Studies that included five to seven years of follow-up found that, compared to patients with no other diseases, breast cancer patients with any comorbidity had up to a nearly six-fold (5.8-fold) higher death rate.
Colon cancer patients with comorbidity had a 1.2- to 4.8-fold higher five-year mortality (death) rate than did colon cancer patients who weren’t also battling other diseases.
Lung cancer patients with comorbidity had a 1.1 to 1.5 times higher death rate than patients with no comorbidity.
How much comorbidity impacted survival depended on the co-existing disease and the particular type of cancer. But the overall picture was the same: other diseases had a negative impact on both one- and five-year survival, the researchers discovered.
“In general, comorbidity does not appear to be associated with more aggressive types of cancer or other differences in tumor biology. Presence of specific severe comorbidities or psychiatric disorders were found to be associated with delayed cancer diagnosis in some studies, while chronic diseases requiring regular medical visits were associated with earlier cancer detection in others,” the researchers wrote.
One of the study’s authors, Henrik Toft Sørensen, PhD, DMSc, placed unhealthy lifestyle factors (smoking, excessive alcohol consumption and being overweight) among the reasons for the poor survival rates.

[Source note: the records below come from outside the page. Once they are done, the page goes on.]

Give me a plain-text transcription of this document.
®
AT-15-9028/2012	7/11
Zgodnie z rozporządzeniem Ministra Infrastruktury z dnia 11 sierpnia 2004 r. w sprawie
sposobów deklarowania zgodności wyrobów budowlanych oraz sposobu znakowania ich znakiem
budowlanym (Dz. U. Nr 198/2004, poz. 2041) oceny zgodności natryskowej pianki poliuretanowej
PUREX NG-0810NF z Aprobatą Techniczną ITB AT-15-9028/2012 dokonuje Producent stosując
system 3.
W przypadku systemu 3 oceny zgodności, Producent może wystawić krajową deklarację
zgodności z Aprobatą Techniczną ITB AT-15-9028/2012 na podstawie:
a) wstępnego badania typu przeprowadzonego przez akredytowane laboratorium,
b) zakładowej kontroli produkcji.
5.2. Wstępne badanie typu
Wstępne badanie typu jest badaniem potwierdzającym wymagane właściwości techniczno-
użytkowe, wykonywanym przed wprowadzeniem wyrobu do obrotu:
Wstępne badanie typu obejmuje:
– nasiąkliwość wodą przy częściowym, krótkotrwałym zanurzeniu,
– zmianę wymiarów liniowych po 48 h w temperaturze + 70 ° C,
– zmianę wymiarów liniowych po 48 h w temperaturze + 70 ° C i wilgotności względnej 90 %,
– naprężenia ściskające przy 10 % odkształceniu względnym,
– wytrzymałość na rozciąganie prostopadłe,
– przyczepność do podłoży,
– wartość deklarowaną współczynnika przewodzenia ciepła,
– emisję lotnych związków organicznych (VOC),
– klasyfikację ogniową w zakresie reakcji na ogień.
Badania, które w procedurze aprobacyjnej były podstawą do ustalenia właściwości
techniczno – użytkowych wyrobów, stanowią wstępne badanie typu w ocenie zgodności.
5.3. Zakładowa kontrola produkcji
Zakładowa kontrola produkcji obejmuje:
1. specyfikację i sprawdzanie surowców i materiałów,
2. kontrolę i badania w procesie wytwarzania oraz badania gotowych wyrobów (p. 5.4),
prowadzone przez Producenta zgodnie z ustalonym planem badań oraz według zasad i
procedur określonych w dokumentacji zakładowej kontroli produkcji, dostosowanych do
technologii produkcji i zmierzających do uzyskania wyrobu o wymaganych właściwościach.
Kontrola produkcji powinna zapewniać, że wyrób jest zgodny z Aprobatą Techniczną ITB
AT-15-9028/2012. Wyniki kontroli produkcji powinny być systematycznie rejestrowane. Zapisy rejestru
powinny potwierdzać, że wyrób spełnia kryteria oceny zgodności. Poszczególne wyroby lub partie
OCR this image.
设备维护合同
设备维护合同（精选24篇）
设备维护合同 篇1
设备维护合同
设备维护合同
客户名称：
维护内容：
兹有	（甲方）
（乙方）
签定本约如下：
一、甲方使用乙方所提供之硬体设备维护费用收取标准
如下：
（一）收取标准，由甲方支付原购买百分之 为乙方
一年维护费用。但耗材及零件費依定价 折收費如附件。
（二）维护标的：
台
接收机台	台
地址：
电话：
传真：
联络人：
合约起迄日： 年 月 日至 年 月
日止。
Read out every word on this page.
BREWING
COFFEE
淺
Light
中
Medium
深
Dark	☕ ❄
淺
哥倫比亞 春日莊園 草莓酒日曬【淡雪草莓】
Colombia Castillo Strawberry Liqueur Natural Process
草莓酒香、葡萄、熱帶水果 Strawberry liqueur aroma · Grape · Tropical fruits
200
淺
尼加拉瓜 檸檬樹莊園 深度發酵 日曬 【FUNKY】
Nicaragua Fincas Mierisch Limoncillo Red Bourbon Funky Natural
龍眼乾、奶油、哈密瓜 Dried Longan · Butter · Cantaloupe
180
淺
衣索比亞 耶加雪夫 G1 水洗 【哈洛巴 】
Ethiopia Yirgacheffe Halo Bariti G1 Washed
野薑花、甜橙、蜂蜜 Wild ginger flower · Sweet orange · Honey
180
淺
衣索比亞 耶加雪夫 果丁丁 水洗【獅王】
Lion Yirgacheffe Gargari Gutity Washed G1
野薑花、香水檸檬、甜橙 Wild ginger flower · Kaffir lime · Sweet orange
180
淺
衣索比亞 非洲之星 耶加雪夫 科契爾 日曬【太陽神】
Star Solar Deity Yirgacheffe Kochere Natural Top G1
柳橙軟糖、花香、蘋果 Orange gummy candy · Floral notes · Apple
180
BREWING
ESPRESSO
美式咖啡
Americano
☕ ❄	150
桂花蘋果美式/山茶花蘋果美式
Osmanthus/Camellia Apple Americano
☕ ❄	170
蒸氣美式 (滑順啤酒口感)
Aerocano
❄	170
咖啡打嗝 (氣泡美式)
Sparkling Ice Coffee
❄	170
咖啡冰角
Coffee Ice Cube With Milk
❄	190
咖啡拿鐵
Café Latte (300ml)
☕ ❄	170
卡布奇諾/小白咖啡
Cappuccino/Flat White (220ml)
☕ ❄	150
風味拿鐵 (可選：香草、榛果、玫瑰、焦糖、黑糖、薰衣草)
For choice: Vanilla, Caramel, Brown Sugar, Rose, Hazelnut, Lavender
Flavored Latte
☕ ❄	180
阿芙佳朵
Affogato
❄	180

In addition, patients with other illnesses have higher complication rates from cancer treatments, according to the researchers.
According to the authors, additional research is needed to “... elucidate whether comorbidity in general or only specific diseases or disease combinations are associated with poorer survival.”
And comorbidity may affect treatment choices, resulting in too much, too little or incomplete treatment, the authors suggested.
This study was published in the November issue of the journal Cancer Epidemiology.
The Danish Cancer Society funded the work, and no conflicts of interest were disclosed.